The chairs always stacked up, to make easier to carry on the long walks to his parents every Saturday morning.
It was one of these long walks that made a story about Jonny worth writing about. It was on one of these walks that he came across a young woman, who was trying to sell flowers at the side of the road. She was standing and looking tired and the day was already young. Jonny suspected she had not eaten well that week and was exhausted.
"A flower for whomever you are visiting, sir," the woman asked as he approached?
"My mother. She likes daisies," he replied, trying to seem nice as he felt sorry.
Jonny had no pence. He carried no money with him on his trips. "One chair. Will you trade?" And she did, happily. She sat comfortably on one of Jonny's chairs as he sat it down for her and took a flower. She would be more comfortable, look happier, and sell more flowers.
Jonny knew his father could easily sell four chairs. He often sold only four of five he sent, and the fifth on its own. People often like chairs in fours. He bid the woman a fair day and departed.
Jonny walked further down the road. Eventually, he came across a young boy headed the other way. The boy looked sad and Jonny asked him why.
"My mother and father have gone into down for the day and I have gotten myself locked out of the house. I can't get into the high window and I'll have to wait until nightfall for their return," the boy told Jonny his plight.
"That is a problem, but I am carrying the solution on my back," said Jonny. He felt bad for the boy and he took another chair from his stack and gave it to the child.

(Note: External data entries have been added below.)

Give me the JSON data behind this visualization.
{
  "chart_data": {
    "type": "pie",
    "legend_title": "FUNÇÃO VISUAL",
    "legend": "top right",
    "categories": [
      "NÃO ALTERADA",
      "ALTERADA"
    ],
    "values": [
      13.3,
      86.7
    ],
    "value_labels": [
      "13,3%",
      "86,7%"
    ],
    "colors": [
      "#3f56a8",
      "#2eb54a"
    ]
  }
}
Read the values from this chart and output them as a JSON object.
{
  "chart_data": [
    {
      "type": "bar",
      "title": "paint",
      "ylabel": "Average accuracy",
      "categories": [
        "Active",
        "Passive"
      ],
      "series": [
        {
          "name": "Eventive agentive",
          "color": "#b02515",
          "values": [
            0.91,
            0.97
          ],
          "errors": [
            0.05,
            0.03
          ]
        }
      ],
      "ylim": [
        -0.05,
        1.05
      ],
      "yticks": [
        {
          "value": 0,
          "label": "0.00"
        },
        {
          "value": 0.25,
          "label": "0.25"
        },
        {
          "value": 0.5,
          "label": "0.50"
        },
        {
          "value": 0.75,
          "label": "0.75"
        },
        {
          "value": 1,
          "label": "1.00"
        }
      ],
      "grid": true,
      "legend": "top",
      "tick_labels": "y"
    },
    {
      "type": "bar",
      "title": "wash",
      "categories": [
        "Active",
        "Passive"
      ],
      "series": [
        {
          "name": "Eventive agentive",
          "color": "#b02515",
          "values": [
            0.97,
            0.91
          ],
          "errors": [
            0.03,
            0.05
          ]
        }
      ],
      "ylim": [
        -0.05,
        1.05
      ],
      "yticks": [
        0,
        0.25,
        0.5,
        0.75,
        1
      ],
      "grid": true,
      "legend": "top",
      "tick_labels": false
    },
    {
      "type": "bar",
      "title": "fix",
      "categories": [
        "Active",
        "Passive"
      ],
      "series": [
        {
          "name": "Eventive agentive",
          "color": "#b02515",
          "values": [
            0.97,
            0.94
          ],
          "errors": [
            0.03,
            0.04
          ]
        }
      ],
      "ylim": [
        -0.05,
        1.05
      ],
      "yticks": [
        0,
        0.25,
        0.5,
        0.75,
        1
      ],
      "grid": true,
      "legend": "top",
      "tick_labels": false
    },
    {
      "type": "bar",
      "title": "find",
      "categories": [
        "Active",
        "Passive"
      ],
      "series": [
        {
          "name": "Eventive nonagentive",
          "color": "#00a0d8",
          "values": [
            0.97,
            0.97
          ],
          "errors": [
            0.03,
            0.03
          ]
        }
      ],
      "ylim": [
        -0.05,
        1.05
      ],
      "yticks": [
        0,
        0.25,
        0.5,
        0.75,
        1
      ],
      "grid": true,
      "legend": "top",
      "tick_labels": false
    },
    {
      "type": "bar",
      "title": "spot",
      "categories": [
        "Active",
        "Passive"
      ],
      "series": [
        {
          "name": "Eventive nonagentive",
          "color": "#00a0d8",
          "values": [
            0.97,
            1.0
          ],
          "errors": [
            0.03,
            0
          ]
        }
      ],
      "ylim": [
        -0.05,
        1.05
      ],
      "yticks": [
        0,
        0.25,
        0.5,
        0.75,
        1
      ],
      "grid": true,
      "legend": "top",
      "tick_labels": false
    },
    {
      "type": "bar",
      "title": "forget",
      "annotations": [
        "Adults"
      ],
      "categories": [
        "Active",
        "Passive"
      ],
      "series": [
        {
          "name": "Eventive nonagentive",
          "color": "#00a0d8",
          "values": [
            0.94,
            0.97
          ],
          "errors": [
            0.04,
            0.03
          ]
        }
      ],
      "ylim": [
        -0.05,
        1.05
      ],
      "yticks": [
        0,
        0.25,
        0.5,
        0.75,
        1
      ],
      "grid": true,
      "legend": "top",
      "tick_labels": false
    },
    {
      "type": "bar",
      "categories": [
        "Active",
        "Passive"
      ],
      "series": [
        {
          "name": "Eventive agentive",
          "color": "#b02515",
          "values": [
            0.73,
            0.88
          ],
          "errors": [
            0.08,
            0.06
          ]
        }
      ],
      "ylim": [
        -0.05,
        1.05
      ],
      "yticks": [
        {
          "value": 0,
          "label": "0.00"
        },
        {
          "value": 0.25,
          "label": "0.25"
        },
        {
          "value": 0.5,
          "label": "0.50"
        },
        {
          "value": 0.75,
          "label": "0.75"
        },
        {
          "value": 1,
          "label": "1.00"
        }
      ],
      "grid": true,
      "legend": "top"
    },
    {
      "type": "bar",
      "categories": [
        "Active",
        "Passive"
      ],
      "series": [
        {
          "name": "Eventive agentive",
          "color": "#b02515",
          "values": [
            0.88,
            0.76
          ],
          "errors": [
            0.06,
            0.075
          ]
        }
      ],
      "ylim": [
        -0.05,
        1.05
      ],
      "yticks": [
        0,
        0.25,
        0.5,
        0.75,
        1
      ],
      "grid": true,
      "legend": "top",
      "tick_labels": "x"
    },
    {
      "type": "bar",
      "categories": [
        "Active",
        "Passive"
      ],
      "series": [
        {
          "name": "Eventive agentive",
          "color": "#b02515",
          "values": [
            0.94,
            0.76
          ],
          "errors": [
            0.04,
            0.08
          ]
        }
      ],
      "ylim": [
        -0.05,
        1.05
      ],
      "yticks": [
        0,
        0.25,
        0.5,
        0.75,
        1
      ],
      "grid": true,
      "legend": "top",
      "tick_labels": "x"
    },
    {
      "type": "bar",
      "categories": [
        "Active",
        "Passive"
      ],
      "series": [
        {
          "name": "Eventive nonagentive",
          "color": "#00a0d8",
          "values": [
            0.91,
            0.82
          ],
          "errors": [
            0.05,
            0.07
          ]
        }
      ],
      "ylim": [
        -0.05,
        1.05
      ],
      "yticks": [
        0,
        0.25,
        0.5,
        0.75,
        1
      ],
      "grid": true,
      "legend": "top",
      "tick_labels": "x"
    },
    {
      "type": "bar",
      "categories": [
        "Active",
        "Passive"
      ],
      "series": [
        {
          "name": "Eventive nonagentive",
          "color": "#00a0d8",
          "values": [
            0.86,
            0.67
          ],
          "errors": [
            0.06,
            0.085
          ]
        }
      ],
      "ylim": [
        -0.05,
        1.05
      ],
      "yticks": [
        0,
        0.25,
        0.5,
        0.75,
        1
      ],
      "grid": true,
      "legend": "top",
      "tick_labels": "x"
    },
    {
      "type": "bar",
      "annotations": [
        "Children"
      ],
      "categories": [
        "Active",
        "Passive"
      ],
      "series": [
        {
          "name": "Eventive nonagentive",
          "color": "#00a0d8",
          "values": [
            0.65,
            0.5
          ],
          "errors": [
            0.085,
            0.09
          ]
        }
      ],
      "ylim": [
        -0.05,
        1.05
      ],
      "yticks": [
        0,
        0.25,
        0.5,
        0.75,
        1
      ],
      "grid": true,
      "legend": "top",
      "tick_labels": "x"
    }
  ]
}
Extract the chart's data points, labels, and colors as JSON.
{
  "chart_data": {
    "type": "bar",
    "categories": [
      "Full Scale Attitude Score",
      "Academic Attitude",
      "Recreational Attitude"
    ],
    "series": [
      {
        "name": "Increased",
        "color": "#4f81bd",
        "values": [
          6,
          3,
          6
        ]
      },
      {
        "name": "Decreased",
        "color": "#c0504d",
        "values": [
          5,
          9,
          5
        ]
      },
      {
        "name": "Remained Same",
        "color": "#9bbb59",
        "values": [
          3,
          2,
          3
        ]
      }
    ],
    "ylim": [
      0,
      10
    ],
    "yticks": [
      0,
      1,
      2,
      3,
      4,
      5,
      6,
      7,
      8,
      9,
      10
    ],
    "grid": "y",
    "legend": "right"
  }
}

"Thank you sir!" The boy gave Jonny a pence for the chair, which was all he had, even tho Jonny had asked for nothing.
Jonny walked further down the road. Some time later, he saw an old man walking down another road which met his at a crossway. He was walking slower and had a cane. The man was carrying with him a basket, with many pieces of wood sticking out of it.
They both got to the crossway and Jonny noticed the wood in the basket was what was left of a broken chair.
"You have a broken chair, and I have three good chairs, sir," Jonny said to the man.
"My chair was nearly as old as I and without it I have no where to sit within my home. I am going to sell its wood for someones stove and hope I can buy a new chair."
"I sell my chairs and will sell you one for that wood," replied Jonny. He liked that he did two good things with his chairs so far that day and would like to do a third.
They traded the basket for a chair and went on their ways.
Jonny walked further down the road. He had the basket of wood on top of the two remaining chairs, all carried on his back. He walked along, getting much closer to his parents.
When Jonny reached his parents house, he had a surprise.
"We've been robbed," exclaimed his mother!
"I'm ruined," cried his father!
"We have no wood to burn, we're a pence short on the store rent. Never in our lives have I been so lost in my own home."
Jonny went to embrace his sad mother, and then realized he could help all of their problems.
"Where are your chairs, son," his father asked him?
"I sold three of them. Here, you may take the remaining two," he said as he placed the two chairs into the empty room for his parents. "Sit and rest after your ordeal."
"I sold the last chair for some fire wood," he said as he began a fire with the wood in the basket, using the basket as kindling.
"I sold the chair before that for a pence," he said handing the pence to his father, "and you will keep your store."
"I sold the first chair for my mothers happiness," he said, handing his mother the flower."